Taylor Sisters (Lynching of)

Two African-American women known only as the Taylor sisters were killed on Sunday, March 17, 1907, in McKamie (Lafayette County) while they were detained on charges of murderous assault against Ella Roton and her married daughter, Nora Ogelsby. According to some counts, there were only eight women ever lynched in Arkansas, all of them African American, and so this case constitutes a quarter of all such murders in the state.

According to the Arkansas Gazette, the two sisters were aged twenty and fifteen. The likeliest pair of women in the area are sisters Suffronia and Lela Taylor, born in 1885 and 1890, respectively. They appear on the 1900 census, living in Steele Township, but not thereafter. The Roton family (the name is spelled Rhoton or Rheton in many news reports) lived in the neighboring Baker Township, and Ella Roton would have been forty-two at the time of the alleged attack. On the afternoon of March 16, Ella and her husband, Jack, were walking with their married daughter, Nora Ogelsby, and two of their other children (one of them a young boy) near the community of McKamie. At one point during the walk, Jack Roton was far ahead of the rest of the family. The Taylor sisters approached the family from the other direction and, as they passed by, reportedly pushed and kicked the Roton son, whose name was not given in the reports. When Ella Roton protested, one of the sisters rushed at her with a knife she had concealed (other sources describe it as a razor), cutting her shoulder, and then turned upon Nora Ogelsby but only succeeded in slashing her sleeve. The Grenada Sentinel of Mississippi quoted Ella Roton as saying that she had never met the sisters before that encounter.

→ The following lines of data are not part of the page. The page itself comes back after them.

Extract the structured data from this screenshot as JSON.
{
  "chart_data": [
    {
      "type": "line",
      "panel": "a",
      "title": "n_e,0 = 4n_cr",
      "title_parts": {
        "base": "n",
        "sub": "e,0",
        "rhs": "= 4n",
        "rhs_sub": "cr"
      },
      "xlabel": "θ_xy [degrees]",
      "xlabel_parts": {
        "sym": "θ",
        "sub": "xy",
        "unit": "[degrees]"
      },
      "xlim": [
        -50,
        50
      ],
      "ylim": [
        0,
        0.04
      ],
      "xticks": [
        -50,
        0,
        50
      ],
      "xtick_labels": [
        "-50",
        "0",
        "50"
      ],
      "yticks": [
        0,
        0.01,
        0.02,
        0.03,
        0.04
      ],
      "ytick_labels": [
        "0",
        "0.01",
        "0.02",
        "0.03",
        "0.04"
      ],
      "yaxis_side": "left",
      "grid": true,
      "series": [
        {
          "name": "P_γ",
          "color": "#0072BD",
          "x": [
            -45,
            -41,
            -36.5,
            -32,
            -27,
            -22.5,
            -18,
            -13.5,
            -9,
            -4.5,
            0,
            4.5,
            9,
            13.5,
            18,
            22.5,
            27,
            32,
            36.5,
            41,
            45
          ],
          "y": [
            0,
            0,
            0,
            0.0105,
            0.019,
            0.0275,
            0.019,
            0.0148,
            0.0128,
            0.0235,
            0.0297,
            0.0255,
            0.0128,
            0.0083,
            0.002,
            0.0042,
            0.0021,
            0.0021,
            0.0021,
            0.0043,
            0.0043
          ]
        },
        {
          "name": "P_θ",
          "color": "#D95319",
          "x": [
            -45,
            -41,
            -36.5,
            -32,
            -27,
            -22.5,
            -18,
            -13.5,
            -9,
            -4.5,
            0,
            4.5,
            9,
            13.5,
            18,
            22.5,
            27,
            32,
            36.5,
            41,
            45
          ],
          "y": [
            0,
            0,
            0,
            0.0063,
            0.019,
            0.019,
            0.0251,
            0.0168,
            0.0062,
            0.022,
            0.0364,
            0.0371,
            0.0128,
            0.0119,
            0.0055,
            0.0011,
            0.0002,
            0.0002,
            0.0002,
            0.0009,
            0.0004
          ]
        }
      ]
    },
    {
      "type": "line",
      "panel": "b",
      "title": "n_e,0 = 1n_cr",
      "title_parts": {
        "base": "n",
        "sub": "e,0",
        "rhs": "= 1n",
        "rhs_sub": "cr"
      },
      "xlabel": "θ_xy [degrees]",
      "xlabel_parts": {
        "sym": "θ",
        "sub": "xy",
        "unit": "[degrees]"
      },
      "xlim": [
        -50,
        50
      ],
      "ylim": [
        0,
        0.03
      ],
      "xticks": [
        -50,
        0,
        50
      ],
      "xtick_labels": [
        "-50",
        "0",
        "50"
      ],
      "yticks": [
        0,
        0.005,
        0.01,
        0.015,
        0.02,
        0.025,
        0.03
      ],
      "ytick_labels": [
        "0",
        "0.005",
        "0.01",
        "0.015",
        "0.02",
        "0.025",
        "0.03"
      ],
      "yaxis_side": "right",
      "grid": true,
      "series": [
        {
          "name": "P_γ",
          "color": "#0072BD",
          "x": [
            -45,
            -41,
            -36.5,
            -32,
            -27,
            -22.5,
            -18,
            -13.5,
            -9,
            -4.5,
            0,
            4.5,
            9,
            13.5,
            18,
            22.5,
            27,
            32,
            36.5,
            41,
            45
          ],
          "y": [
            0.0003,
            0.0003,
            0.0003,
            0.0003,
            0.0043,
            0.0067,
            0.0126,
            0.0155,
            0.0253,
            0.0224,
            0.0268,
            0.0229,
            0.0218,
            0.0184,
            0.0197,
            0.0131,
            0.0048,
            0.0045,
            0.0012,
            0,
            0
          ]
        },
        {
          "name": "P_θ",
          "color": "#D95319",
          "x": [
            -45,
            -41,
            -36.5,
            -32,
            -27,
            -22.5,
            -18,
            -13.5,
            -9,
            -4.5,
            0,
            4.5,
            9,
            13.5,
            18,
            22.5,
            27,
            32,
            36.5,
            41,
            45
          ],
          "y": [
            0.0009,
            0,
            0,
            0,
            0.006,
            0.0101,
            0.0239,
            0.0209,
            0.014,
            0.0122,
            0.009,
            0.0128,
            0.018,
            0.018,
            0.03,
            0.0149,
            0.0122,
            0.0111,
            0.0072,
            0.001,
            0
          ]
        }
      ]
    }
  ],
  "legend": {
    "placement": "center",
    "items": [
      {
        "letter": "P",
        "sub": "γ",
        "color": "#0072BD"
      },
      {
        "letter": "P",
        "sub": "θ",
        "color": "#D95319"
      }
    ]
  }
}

The sisters were arrested and placed under guard in the schoolhouse at Meyer’s Hill. At some point on Sunday night, according to the Gazette, an unknown person entered the schoolhouse and fired two shots at the sisters. The elder sister died immediately of a grievous head wound, while the younger was mortally wounded with a shot in the lungs. No arrests were made in the case. The Evening Times, among other national newspapers, reported to the contrary that a mob had removed the sisters from where they were held and shot them to death. The Grenada Sentinel added another detail: “The men guarding the prisoners in the schoolhouse made very little resistance to the lynchers.”

For additional information:
“Mob Shot and Killed Two Negro Females.” Evening Times (Grand Forks, North Dakota), March 20, 1907, p. 1.

“Two Negresses Shot by Unknown.” Arkansas Gazette, March 21, 1907, p. 1.

“Two Negro Women Lynched.” Bemidji Daily Pioneer (Minnesota), March 23, 1907, p. 3.

“Two Negro Women Lynched.” Grenada Sentinel (Mississippi), March 23, 1907, p. 7.